И он сразу и очень ясно понял, что ничего не ждет, а боится нарушить то, что происходило во дворе.

Снова запел женский хор.

Он коротким, бешеным движением вырвал из-за пазухи листовки и стал протискиваться сквозь толпу, незаметно раздавая их. Серго пошел за ним. Он услышал, как Серго громко сказал:

— Патриарше благословение!..

Потом он дошел до ограды, поднялся на каменное основание, увидел перед собой сразу весь двор, тесно забитый головами, молча, с силой бросил над головами вверх пачку, за ней — вторую, третью, четвертую — все, что у него было, и со всех сторон над толпой стали взлетать листовки — это бросали гимназисты, а Серго весело выкрикивал:

— Патриарше благословение!

Листовки были на трех языках — грузинском, армянском и русском, их хватали на лету, шумно, по-детски радуясь, женщины прятали их, некоторые целовали, прежде чем спрятать.

Он крикнул:

— Надо идти на Головинский, к дворцу наместника! Хватит молиться!

Серго протиснулся к нему и встал рядом. Кто-то схватил Серго за пояс, хотел стащить. Серго ударил его.

Хор еще некоторое время звучал, потом смолк.

Голоса и крики во дворе стали тише, казалось, без пения все растерялись и теперь, в тишине, чего-то ждали!

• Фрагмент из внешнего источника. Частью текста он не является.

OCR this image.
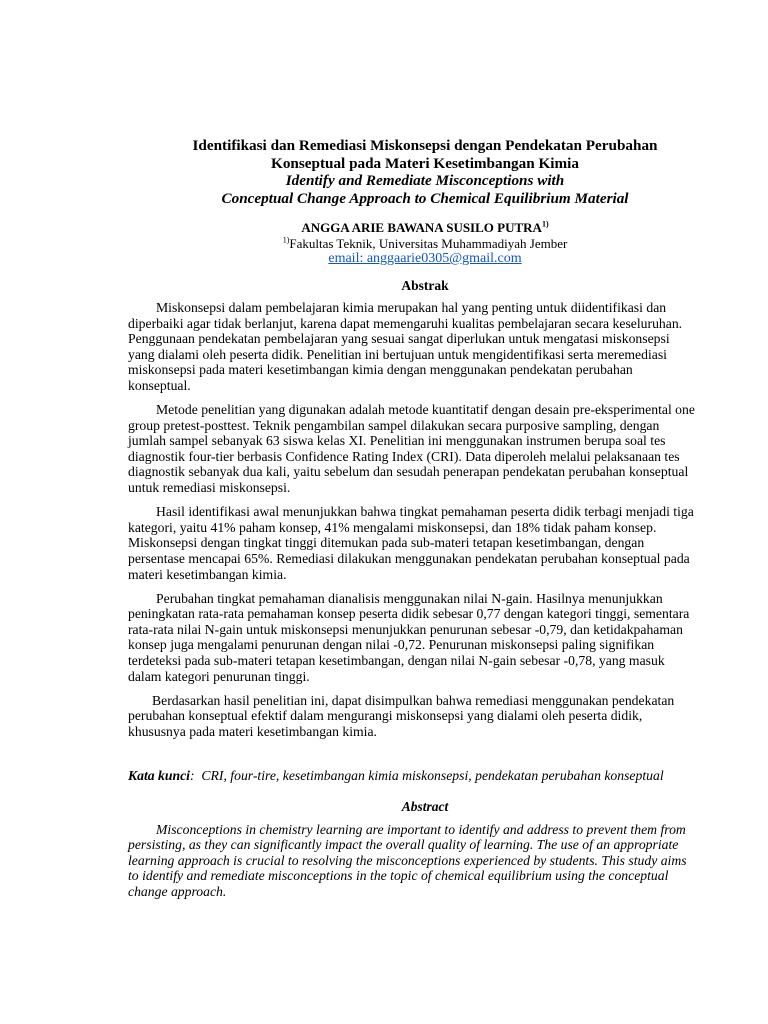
Identifikasi dan Remediasi Miskonsepsi dengan Pendekatan Perubahan
Konseptual pada Materi Kesetimbangan Kimia
Identify and Remediate Misconceptions with
Conceptual Change Approach to Chemical Equilibrium Material
ANGGA ARIE BAWANA SUSILO PUTRA$^{1)}$
$^{1)}$Fakultas Teknik, Universitas Muhammadiyah Jember
email: anggaarie0305@gmail.com
Abstrak

Miskonsepsi dalam pembelajaran kimia merupakan hal yang penting untuk diidentifikasi dan diperbaiki agar tidak berlanjut, karena dapat memengaruhi kualitas pembelajaran secara keseluruhan. Penggunaan pendekatan pembelajaran yang sesuai sangat diperlukan untuk mengatasi miskonsepsi yang dialami oleh peserta didik. Penelitian ini bertujuan untuk mengidentifikasi serta meremediasi miskonsepsi pada materi kesetimbangan kimia dengan menggunakan pendekatan perubahan konseptual.

Metode penelitian yang digunakan adalah metode kuantitatif dengan desain pre-eksperimental one group pretest-posttest. Teknik pengambilan sampel dilakukan secara purposive sampling, dengan jumlah sampel sebanyak 63 siswa kelas XI. Penelitian ini menggunakan instrumen berupa soal tes diagnostik four-tier berbasis Confidence Rating Index (CRI). Data diperoleh melalui pelaksanaan tes diagnostik sebanyak dua kali, yaitu sebelum dan sesudah penerapan pendekatan perubahan konseptual untuk remediasi miskonsepsi.

Hasil identifikasi awal menunjukkan bahwa tingkat pemahaman peserta didik terbagi menjadi tiga kategori, yaitu 41% paham konsep, 41% mengalami miskonsepsi, dan 18% tidak paham konsep. Miskonsepsi dengan tingkat tinggi ditemukan pada sub-materi tetapan kesetimbangan, dengan persentase mencapai 65%. Remediasi dilakukan menggunakan pendekatan perubahan konseptual pada materi kesetimbangan kimia.

Perubahan tingkat pemahaman dianalisis menggunakan nilai N-gain. Hasilnya menunjukkan peningkatan rata-rata pemahaman konsep peserta didik sebesar 0,77 dengan kategori tinggi, sementara rata-rata nilai N-gain untuk miskonsepsi menunjukkan penurunan sebesar -0,79, dan ketidakpahaman konsep juga mengalami penurunan dengan nilai -0,72. Penurunan miskonsepsi paling signifikan terdeteksi pada sub-materi tetapan kesetimbangan, dengan nilai N-gain sebesar -0,78, yang masuk dalam kategori penurunan tinggi.

Berdasarkan hasil penelitian ini, dapat disimpulkan bahwa remediasi menggunakan pendekatan perubahan konseptual efektif dalam mengurangi miskonsepsi yang dialami oleh peserta didik, khususnya pada materi kesetimbangan kimia.

Kata kunci: CRI, four-tire, kesetimbangan kimia miskonsepsi, pendekatan perubahan konseptual
Abstract

Misconceptions in chemistry learning are important to identify and address to prevent them from persisting, as they can significantly impact the overall quality of learning. The use of an appropriate learning approach is crucial to resolving the misconceptions experienced by students. This study aims to identify and remediate misconceptions in the topic of chemical equilibrium using the conceptual change approach.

Стало слышно, как маленький мулла громко, нараспев призывает идти к мечети. Один из гимназистов взобрался на ограду, сел, просунув ноги между прутьями решетки, и, напрягая хрупкий ломающийся голос, читал листовку:

— Вы, армяне, татары, грузины, русские! Протяните друг другу руки, смыкайтесь теснее и на попытки правительства разделить вас единодушно отвечайте: долой!

Кто-то снизу, из толпы выхватил у него листовку. Гимназист пнул его ногой, а тот, падая, схватил гимназиста за ногу и стащил на землю. На парапет ограды поднялся человек в черной визитке, громко, четко сказал:

— Спасайтесь от самих себя! Беда в нас самих, в нашем невежестве, в предрассудках! Правительство делает все, чтобы предотвратить…

Его хотели столкнуть, но он удержался, схватился обеими руками за решетку ограды и торопливо выкрикивал:

— Идите в Сиони, идите на татарское кладбище, клянитесь друг другу в вечном братстве!..

Епископ что-то сказал молодому священнику, и тот стал пробираться к дверям церкви. Потом в церкви снова запели женские голоса. Раздались рыдания. Над толпой появился человек в замасленной куртке — он сидел на чьих-то плечах и кричал, подняв руки:

— Рвите листовки! В них — гнусная клевета! Она рассчитана на то, чтобы разжечь ненависть к правительству и вашими руками захватить власть!..

Человек в куртке стал клониться вперед, вытянул руки и схватился за головы стоящих рядом, но не удержался и медленно сполз в толпу, головой вниз. Епископ и мулла, перебивая друг друга, звали идти к мечети и на татарское кладбище. Толпа двинулась к выходу. Серго с ненавистью сказал:

— Пение на них действует сильнее, чем правда!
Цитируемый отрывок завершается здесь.